Frauenfußball : SVB-Trainer Raab wünscht sich einen „Sahnetag“

Die noch sieglosen Budbergerinnen empfangen in der Regionalliga einen Aufstiegskandidaten.

Beton oder Sahne? Vor dem Heimspiel gegen Borussia Bocholt am Sonntag (Anstoß 13 Uhr) ist die Frage für Jürgen Raab schnell entschieden. „Einfach hinten reinstellen und Beton anrühren ist nicht unser Ding“, sagt der Trainer des SV Budberg, dessen Spielerinnen in der Regionalliga West auch nach dem dritten Spieltag noch auf den ersten Sieg warten. Am Sonntag reist mit den Bocholterinnen der Vizemeister der vergangenen Saison an, der mit zwei gewonnenen Partien prompt wieder einen Start nach Maß hingelegt hat und als erster Kandidat auf den Meistertitel gehandelt wird. Raab: „Uns wird da wohl nur eines bleiben: Wir hoffen auf einen Sahnetag.“

Die Frage nach Favorit und Außenseiter hat der Trainer also schon geklärt, bliebe das Rezept, mit dem sich der SVB einen erfolgreichen Tag sichern möchte. Raab hat beim Training in der Woche das Passspiel und das Zweikampfverhalten seiner Spielerinnen zum Thema gemacht. „Daran können wir noch arbeiten“, hat er festgestellt.

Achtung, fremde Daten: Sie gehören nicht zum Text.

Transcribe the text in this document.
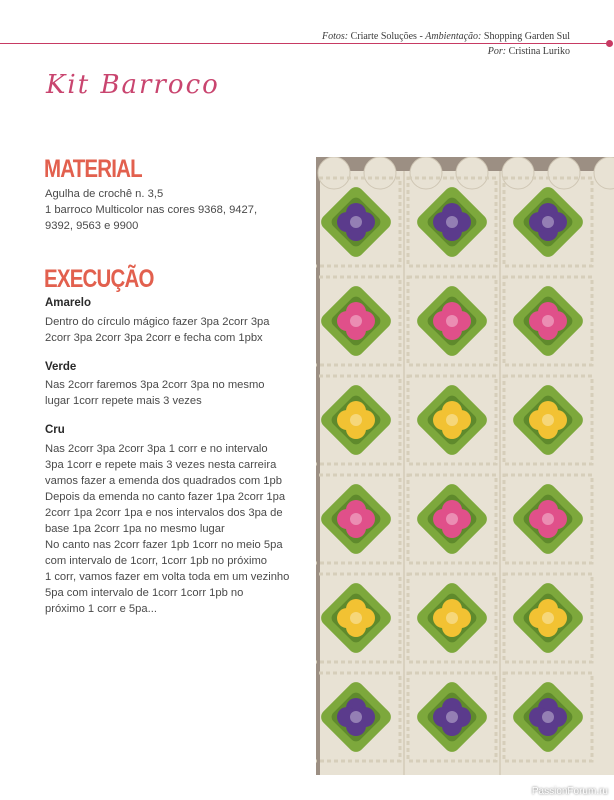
Fotos: Criarte Soluções - Ambientação: Shopping Garden Sul
Por: Cristina Luriko
Kit Barroco
MATERIAL
Agulha de crochê n. 3,5
1 barroco Multicolor nas cores 9368, 9427,
9392, 9563 e 9900
EXECUÇÃO
Amarelo
Dentro do círculo mágico fazer 3pa 2corr 3pa
2corr 3pa 2corr 3pa 2corr e fecha com 1pbx
Verde
Nas 2corr faremos 3pa 2corr 3pa no mesmo
lugar 1corr repete mais 3 vezes
Cru
Nas 2corr 3pa 2corr 3pa 1 corr e no intervalo
3pa 1corr e repete mais 3 vezes nesta carreira
vamos fazer a emenda dos quadrados com 1pb
Depois da emenda no canto fazer 1pa 2corr 1pa
2corr 1pa 2corr 1pa e nos intervalos dos 3pa de
base 1pa 2corr 1pa no mesmo lugar
No canto nas 2corr fazer 1pb 1corr no meio 5pa
com intervalo de 1corr, 1corr 1pb no próximo
1 corr, vamos fazer em volta toda em um vezinho
5pa com intervalo de 1corr 1corr 1pb no
próximo 1 corr e 5pa...
PassionForum.ru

Lara Köchl könnte eine Prise Glück gebrauchen. Die Ex-Bocholterin hat in ihren bisherigen Auftritten im Budberger Trikot zwar noch nicht getroffen, sehr wohl aber angedeutet, dass sie die erhoffte Sturmverstärkung sein kann. „Aber sie muss noch robuster spielen“, gibt ihr Raab vor dem Duell gegen ihren Ex-Club mit auf den Weg. Neben Scarlett Hellfeier, deren Einsatz auch am Sonntag fraglich ist, wird ihre Schwester Alice aus beruflichen Gründen nicht mit von der Partie sein können.